In March of this year, CNA Financial Corp., among the largest insurance companies in the U.S., paid $40 million to regain control of its network after a ransomware attack. The Chicago-based company reportedly paid hackers two weeks after a large amount of company data was stolen. CNA officials were also locked out of their own network, according to individuals familiar with the attack, neither of whom was authorized to discuss the matter publicly.
CNA did release a formal statement stating the company consulted and shared intelligence with the FBI and the Treasury Department’s Office of Foreign Assets Control about the attack and the hacker’s identity. The Treasury Department’s said last year facilitating ransom payments to hackers could pose sanctions risks.
Ransom Payment Trend
As Companies rarely disclose ransomware attacks or payments it is difficult to know actual past payments. According to Palo Alto Networks, the average payment in 2020 was $312,493, a 171% increase over the prior year. The $40 million payment by CNA is bigger than any previously disclosed payments to hackers, according to three people familiar with ransomware negotiations.
Ransomware demands have increased exponentially in the last six months, according to Melissa Hathaway, president of Hathaway Global Strategies and a former cybersecurity adviser to Presidents George W. Bush and Barack Obama.

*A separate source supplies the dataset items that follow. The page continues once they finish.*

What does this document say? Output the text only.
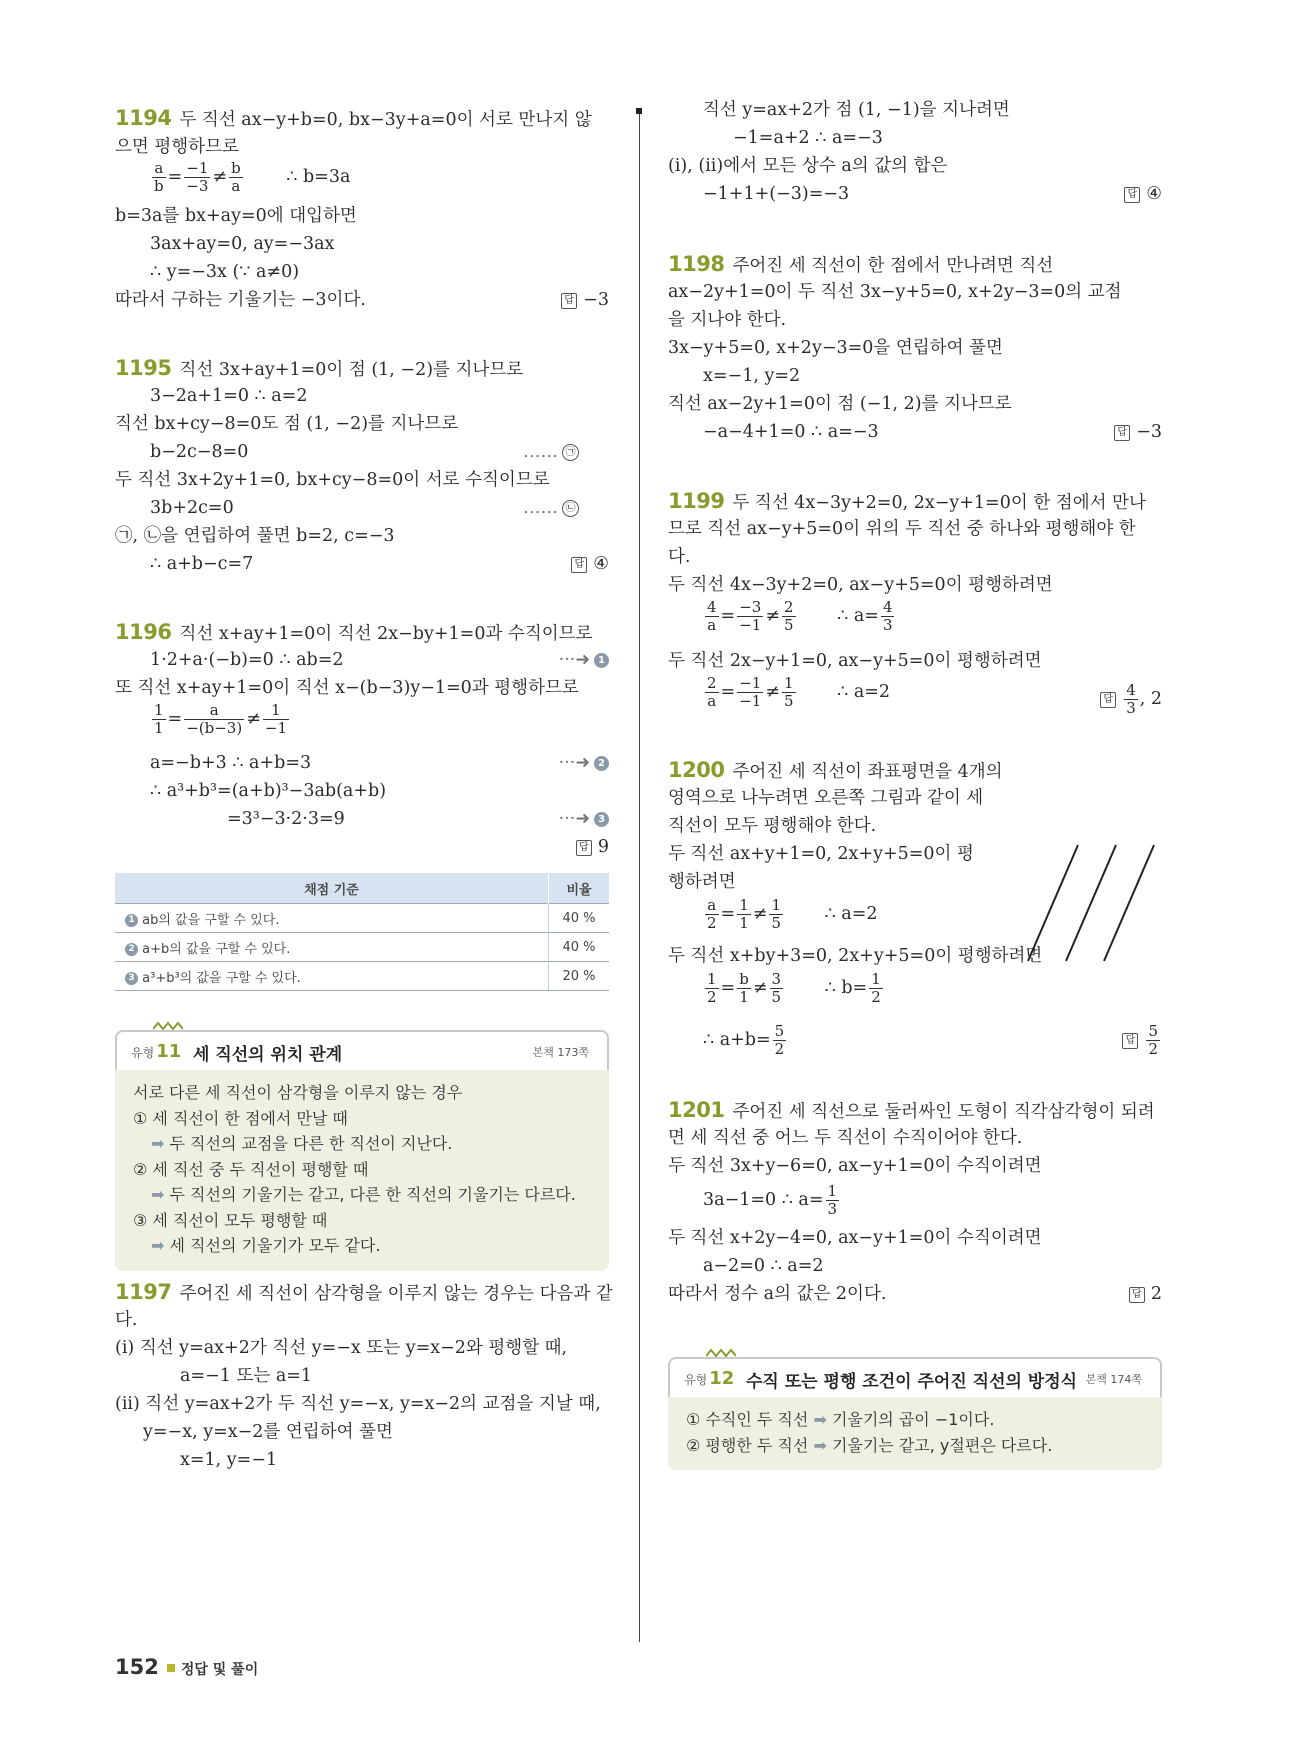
1194 두 직선 ax−y+b=0, bx−3y+a=0이 서로 만나지 않
으면 평행하므로
$\frac{a}{b} = \frac{-1}{-3} \ne \frac{b}{a}$ ∴ b=3a
b=3a를 bx+ay=0에 대입하면
3ax+ay=0, ay=−3ax
∴ y=−3x (∵ a≠0)
따라서 구하는 기울기는 −3이다.	답 −3
1195 직선 3x+ay+1=0이 점 (1, −2)를 지나므로
3−2a+1=0 ∴ a=2
직선 bx+cy−8=0도 점 (1, −2)를 지나므로
b−2c−8=0	…… ㉠
두 직선 3x+2y+1=0, bx+cy−8=0이 서로 수직이므로
3b+2c=0	…… ㉡
㉠, ㉡을 연립하여 풀면 b=2, c=−3
∴ a+b−c=7	답 ④
1196 직선 x+ay+1=0이 직선 2x−by+1=0과 수직이므로
1·2+a·(−b)=0 ∴ ab=2	···➜ 1
또 직선 x+ay+1=0이 직선 x−(b−3)y−1=0과 평행하므로
$\frac{1}{1} = \frac{a}{-(b-3)} \ne \frac{1}{-1}$
a=−b+3 ∴ a+b=3	···➜ 2
∴ a³+b³=(a+b)³−3ab(a+b)
=3³−3·2·3=9	···➜ 3
답 9
채점 기준	비율
1 ab의 값을 구할 수 있다.	40 %
2 a+b의 값을 구할 수 있다.	40 %
3 a³+b³의 값을 구할 수 있다.	20 %
유형 11 세 직선의 위치 관계	본책 173쪽
서로 다른 세 직선이 삼각형을 이루지 않는 경우
① 세 직선이 한 점에서 만날 때
➡ 두 직선의 교점을 다른 한 직선이 지난다.
② 세 직선 중 두 직선이 평행할 때
➡ 두 직선의 기울기는 같고, 다른 한 직선의 기울기는 다르다.
③ 세 직선이 모두 평행할 때
➡ 세 직선의 기울기가 모두 같다.
1197 주어진 세 직선이 삼각형을 이루지 않는 경우는 다음과 같
다.
(i) 직선 y=ax+2가 직선 y=−x 또는 y=x−2와 평행할 때,
a=−1 또는 a=1
(ii) 직선 y=ax+2가 두 직선 y=−x, y=x−2의 교점을 지날 때,
y=−x, y=x−2를 연립하여 풀면
x=1, y=−1
직선 y=ax+2가 점 (1, −1)을 지나려면
−1=a+2 ∴ a=−3
(i), (ii)에서 모든 상수 a의 값의 합은
−1+1+(−3)=−3	답 ④
1198 주어진 세 직선이 한 점에서 만나려면 직선
ax−2y+1=0이 두 직선 3x−y+5=0, x+2y−3=0의 교점
을 지나야 한다.
3x−y+5=0, x+2y−3=0을 연립하여 풀면
x=−1, y=2
직선 ax−2y+1=0이 점 (−1, 2)를 지나므로
−a−4+1=0 ∴ a=−3	답 −3
1199 두 직선 4x−3y+2=0, 2x−y+1=0이 한 점에서 만나
므로 직선 ax−y+5=0이 위의 두 직선 중 하나와 평행해야 한
다.
두 직선 4x−3y+2=0, ax−y+5=0이 평행하려면
$\frac{4}{a} = \frac{-3}{-1} \ne \frac{2}{5}$ ∴ $a= \frac{4}{3}$
두 직선 2x−y+1=0, ax−y+5=0이 평행하려면
$\frac{2}{a} = \frac{-1}{-1} \ne \frac{1}{5}$ ∴ a=2	답 $\frac{4}{3}$ , 2
1200 주어진 세 직선이 좌표평면을 4개의
영역으로 나누려면 오른쪽 그림과 같이 세
직선이 모두 평행해야 한다.
두 직선 ax+y+1=0, 2x+y+5=0이 평
행하려면
$\frac{a}{2} = \frac{1}{1} \ne \frac{1}{5}$ ∴ a=2
두 직선 x+by+3=0, 2x+y+5=0이 평행하려면
$\frac{1}{2} = \frac{b}{1} \ne \frac{3}{5}$ ∴ $b= \frac{1}{2}$
∴ $a+b= \frac{5}{2}$	답 $\frac{5}{2}$
1201 주어진 세 직선으로 둘러싸인 도형이 직각삼각형이 되려
면 세 직선 중 어느 두 직선이 수직이어야 한다.
두 직선 3x+y−6=0, ax−y+1=0이 수직이려면
3a−1=0 ∴ $a= \frac{1}{3}$
두 직선 x+2y−4=0, ax−y+1=0이 수직이려면
a−2=0 ∴ a=2
따라서 정수 a의 값은 2이다.	답 2
유형 12 수직 또는 평행 조건이 주어진 직선의 방정식 본책 174쪽
① 수직인 두 직선 ➡ 기울기의 곱이 −1이다.
② 평행한 두 직선 ➡ 기울기는 같고, y절편은 다르다.
152 정답 및 풀이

The average ransom demand is now between $50 million and $70 million, Hathaway said. While those demands are often negotiated down, she stated that companies are frequently paying ransoms in the tens of millions of dollars, in part because cyber insurance policies cover some of the cost.
A taskforce of security experts and law enforcement agencies estimated that victims paid about $350 million in ransom last year, a 311% increase over 2019. The task force recommended 48 actions the Biden administration and private sector could take to mitigate such attacks, including better regulation of the digital currency market used to make ransom payments.

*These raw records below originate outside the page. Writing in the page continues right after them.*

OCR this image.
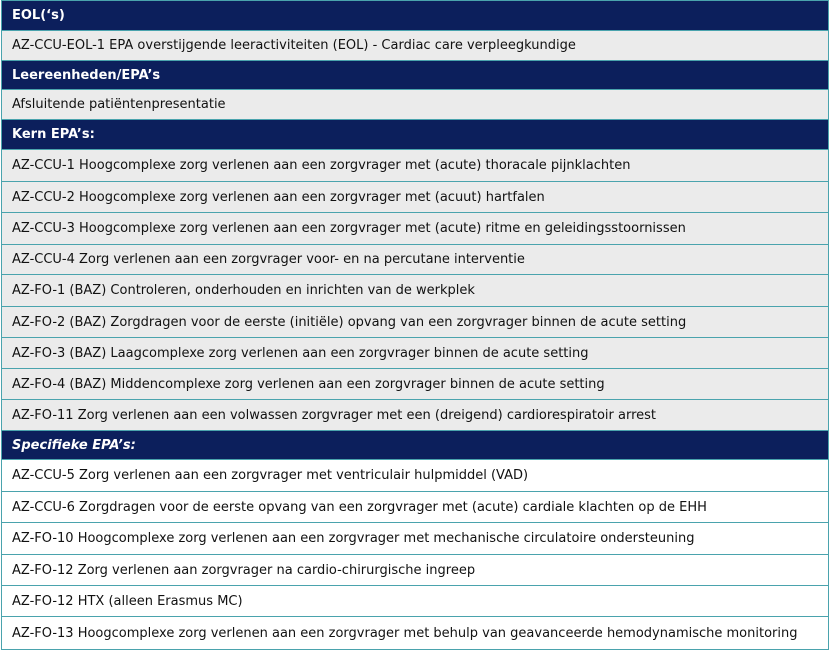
EOL(‘s)
AZ-CCU-EOL-1 EPA overstijgende leeractiviteiten (EOL) - Cardiac care verpleegkundige
Leereenheden/EPA’s
Afsluitende patiëntenpresentatie
Kern EPA’s:
AZ-CCU-1 Hoogcomplexe zorg verlenen aan een zorgvrager met (acute) thoracale pijnklachten
AZ-CCU-2 Hoogcomplexe zorg verlenen aan een zorgvrager met (acuut) hartfalen
AZ-CCU-3 Hoogcomplexe zorg verlenen aan een zorgvrager met (acute) ritme en geleidingsstoornissen
AZ-CCU-4 Zorg verlenen aan een zorgvrager voor- en na percutane interventie
AZ-FO-1 (BAZ) Controleren, onderhouden en inrichten van de werkplek
AZ-FO-2 (BAZ) Zorgdragen voor de eerste (initiële) opvang van een zorgvrager binnen de acute setting
AZ-FO-3 (BAZ) Laagcomplexe zorg verlenen aan een zorgvrager binnen de acute setting
AZ-FO-4 (BAZ) Middencomplexe zorg verlenen aan een zorgvrager binnen de acute setting
AZ-FO-11 Zorg verlenen aan een volwassen zorgvrager met een (dreigend) cardiorespiratoir arrest
Specifieke EPA’s:
AZ-CCU-5 Zorg verlenen aan een zorgvrager met ventriculair hulpmiddel (VAD)
AZ-CCU-6 Zorgdragen voor de eerste opvang van een zorgvrager met (acute) cardiale klachten op de EHH
AZ-FO-10 Hoogcomplexe zorg verlenen aan een zorgvrager met mechanische circulatoire ondersteuning
AZ-FO-12 Zorg verlenen aan zorgvrager na cardio-chirurgische ingreep
AZ-FO-12 HTX (alleen Erasmus MC)
AZ-FO-13 Hoogcomplexe zorg verlenen aan een zorgvrager met behulp van geavanceerde hemodynamische monitoring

The task-force report, prepared by the Institute for Security and Technology, was delivered to the White House days before Colonial Pipeline Co. was compromised in a ransomware attack. Bloomberg reported that Colonial paid the hackers nearly $5 million shortly after the attack.
What Is Ransomware?
Ransomware is a type of malware encrypting a victim’s data demanding a payment to unlock access to the data. Cybercriminals also use ransomware to steal too. The hackers then ask for a payment to unlock the files and promise not to leak stolen data. In recent years, hackers have been targeting victims with cyber insurance policies and huge volumes of sensitive consumer data that make them more likely to pay a ransom, according to cybersecurity experts.

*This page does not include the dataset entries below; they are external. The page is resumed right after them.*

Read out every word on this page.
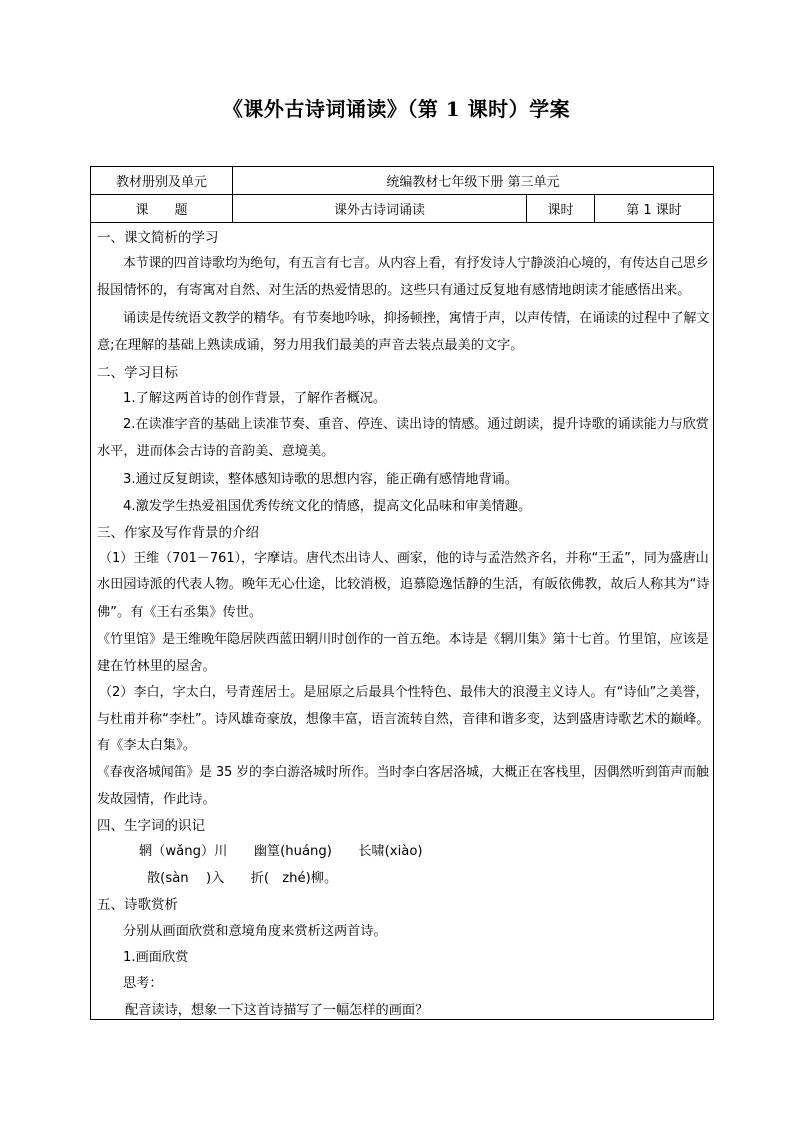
《课外古诗词诵读》（第 1 课时）学案
教材册别及单元	统编教材七年级下册 第三单元
课　　题	课外古诗词诵读	课时	第 1 课时
一、课文简析的学习
本节课的四首诗歌均为绝句，有五言有七言。从内容上看，有抒发诗人宁静淡泊心境的，有传达自己思乡
报国情怀的，有寄寓对自然、对生活的热爱情思的。这些只有通过反复地有感情地朗读才能感悟出来。
诵读是传统语文教学的精华。有节奏地吟咏，抑扬顿挫，寓情于声，以声传情，在诵读的过程中了解文
意;在理解的基础上熟读成诵，努力用我们最美的声音去装点最美的文字。
二、学习目标
1.了解这两首诗的创作背景，了解作者概况。
2.在读准字音的基础上读准节奏、重音、停连、读出诗的情感。通过朗读，提升诗歌的诵读能力与欣赏
水平，进而体会古诗的音韵美、意境美。
3.通过反复朗读，整体感知诗歌的思想内容，能正确有感情地背诵。
4.激发学生热爱祖国优秀传统文化的情感，提高文化品味和审美情趣。
三、作家及写作背景的介绍
（1）王维（701－761），字摩诘。唐代杰出诗人、画家，他的诗与孟浩然齐名，并称“王孟”，同为盛唐山
水田园诗派的代表人物。晚年无心仕途，比较消极，追慕隐逸恬静的生活，有皈依佛教，故后人称其为“诗
佛”。有《王右丞集》传世。
《竹里馆》是王维晚年隐居陕西蓝田辋川时创作的一首五绝。本诗是《辋川集》第十七首。竹里馆，应该是
建在竹林里的屋舍。
（2）李白，字太白，号青莲居士。是屈原之后最具个性特色、最伟大的浪漫主义诗人。有“诗仙”之美誉，
与杜甫并称“李杜”。诗风雄奇豪放，想像丰富，语言流转自然，音律和谐多变，达到盛唐诗歌艺术的巅峰。
有《李太白集》。
《春夜洛城闻笛》是 35 岁的李白游洛城时所作。当时李白客居洛城，大概正在客栈里，因偶然听到笛声而触
发故园情，作此诗。
四、生字词的识记
辋（wǎng）川　　幽篁(huáng)　　长啸(xiào)
散(sàn　 )入　　折(　zhé)柳。
五、诗歌赏析
分别从画面欣赏和意境角度来赏析这两首诗。
1.画面欣赏
思考：
配音读诗，想象一下这首诗描写了一幅怎样的画面？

The CNA hackers used malware called Phoenix Locker, a variant of ransomware dubbed ‘Hades.’ Hades was created by a Russian cybercrime syndicate known as Evil Corp., according to cybersecurity experts. Evil Corp. was sanctioned by the U.S. in 2019. Unfortunately, it is difficult to pinpoint blame as hacking groups share code or sell malware to one another.
Phoenix Locker appears to be a variant of Hades based on overlap of the code used in each, according to Barry Hensley, chief threat intelligence officer of cybersecurity firm Secureworks Corp. “We have a high degree of confidence this is a Hades variant,” Hensley said. He said they have not determined which hackers used the Hades variant to attack CNA.
Hades was created by Evil Corp. to bypass U.S. sanctions placed on the hacking group, according to research published in March by the cybersecurity firm CrowdStrike Holdings Inc.
CNA, which offers cyber insurance, said its investigation concluded that the hackers were a group called Phoenix not yet subject to U.S. sanctions.
The average ransom demand is now between $50 million and $70 million, subject to negotiation. Companies are frequently paying ransoms in the tens of millions of dollars, in part because cyber insurance policies cover some or all of the cost.